Нужно отдать справедливость нашему другу Жану. Среди этого шабаша он продолжал сидеть на верхушке своей колонны, как юнга на мачте. Он вел себя как бесноватый. Рот его был широко открыт, и из него вырывался крик, который не был слышен не потому, что его заглушал общий шум, а вероятно, потому, что он был слишком высок и недоступен человеческому уху. Совар полагает, что это бывает при двенадцати тысячах колебаний, а Био -- при восьми тысячах.

Что же касается Гренгуара, то после первой минуты оцепенения он пришел в себя и, вооружившись твердостью, решил не поддаваться.

-- Продолжайте! -- в третий раз сказал он своим говорящим машинам -- актерам -- и принялся ходить большими шагами около мраморного помоста.

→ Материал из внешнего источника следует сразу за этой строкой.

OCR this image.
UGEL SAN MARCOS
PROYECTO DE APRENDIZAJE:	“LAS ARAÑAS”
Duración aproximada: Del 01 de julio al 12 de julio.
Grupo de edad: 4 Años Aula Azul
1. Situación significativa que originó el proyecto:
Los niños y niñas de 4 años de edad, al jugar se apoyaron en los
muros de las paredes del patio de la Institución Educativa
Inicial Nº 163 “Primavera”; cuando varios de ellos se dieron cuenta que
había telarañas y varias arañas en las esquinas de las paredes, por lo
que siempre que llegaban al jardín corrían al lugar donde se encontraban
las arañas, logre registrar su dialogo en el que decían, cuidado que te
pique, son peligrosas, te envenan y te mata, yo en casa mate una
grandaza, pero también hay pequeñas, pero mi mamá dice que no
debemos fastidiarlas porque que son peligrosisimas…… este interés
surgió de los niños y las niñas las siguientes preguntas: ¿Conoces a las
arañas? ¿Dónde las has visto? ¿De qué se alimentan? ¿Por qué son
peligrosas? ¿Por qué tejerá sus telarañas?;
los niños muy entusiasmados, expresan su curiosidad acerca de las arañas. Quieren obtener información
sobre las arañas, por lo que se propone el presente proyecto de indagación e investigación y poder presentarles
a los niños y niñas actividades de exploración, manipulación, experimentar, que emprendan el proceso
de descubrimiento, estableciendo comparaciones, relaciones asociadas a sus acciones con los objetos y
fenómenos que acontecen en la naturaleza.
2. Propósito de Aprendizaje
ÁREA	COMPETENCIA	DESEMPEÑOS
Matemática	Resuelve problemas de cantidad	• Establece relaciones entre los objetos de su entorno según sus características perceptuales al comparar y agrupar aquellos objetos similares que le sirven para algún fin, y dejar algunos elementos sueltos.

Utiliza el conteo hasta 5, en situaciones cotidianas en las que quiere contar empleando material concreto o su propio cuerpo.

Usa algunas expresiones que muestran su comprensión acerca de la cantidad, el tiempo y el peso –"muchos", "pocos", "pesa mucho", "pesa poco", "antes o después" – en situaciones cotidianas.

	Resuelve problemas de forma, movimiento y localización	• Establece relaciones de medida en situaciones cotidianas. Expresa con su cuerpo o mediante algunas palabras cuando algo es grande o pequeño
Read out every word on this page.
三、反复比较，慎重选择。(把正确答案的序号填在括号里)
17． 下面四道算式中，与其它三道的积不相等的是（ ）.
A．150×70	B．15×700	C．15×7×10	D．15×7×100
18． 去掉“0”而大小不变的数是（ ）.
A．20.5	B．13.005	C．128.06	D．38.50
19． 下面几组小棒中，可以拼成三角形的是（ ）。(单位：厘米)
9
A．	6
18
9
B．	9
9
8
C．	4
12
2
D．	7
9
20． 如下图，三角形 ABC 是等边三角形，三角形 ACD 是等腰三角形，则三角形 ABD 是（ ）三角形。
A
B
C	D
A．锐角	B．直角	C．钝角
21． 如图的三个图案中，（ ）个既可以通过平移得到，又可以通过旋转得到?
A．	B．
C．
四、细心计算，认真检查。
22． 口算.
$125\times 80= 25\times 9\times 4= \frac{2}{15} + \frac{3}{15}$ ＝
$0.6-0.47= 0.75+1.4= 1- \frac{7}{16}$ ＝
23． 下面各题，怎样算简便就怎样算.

Минутами ему приходило в голову подойти, в свою очередь, к розетке капеллы, хотя бы для того, чтобы доставить себе удовольствие -- состроить гримасу этому неблагодарному народу. Но он отгонял от себя эту мысль.

"Нет, -- думал он, -- такая месть недостойна меня, Будем бороться до конца. Поэзия обладает могущественным влиянием на народ. Я заставлю эту толпу вернуться ко мне. Посмотрим, что одержит верх -- гримасы или поэзия!"

Увы! Он остался единственным зрителем своей пьесы. Теперь было еще хуже, чем раньше: оборачиваясь, он видел одни лишь спины.

Впрочем, я ошибаюсь. Лицо терпеливого толстяка, с которым Гренгуар советовался в критическую минуту, было обращено к сцене. Что же касается до Лиенарды и Жискеты, то они уже давно исчезли.

Гренгуар был тронут до глубины души верностью своего единственного слушателя. Он подошел к нему и заговорил с ним, подергав его сначала за руку, так как этот честный человек облокотился на балюстраду и слегка вздремнул.

-- Благодарю вас, сударь, -- сказал Гренгуар.

-- За что же? -- спросил толстяк, зевая.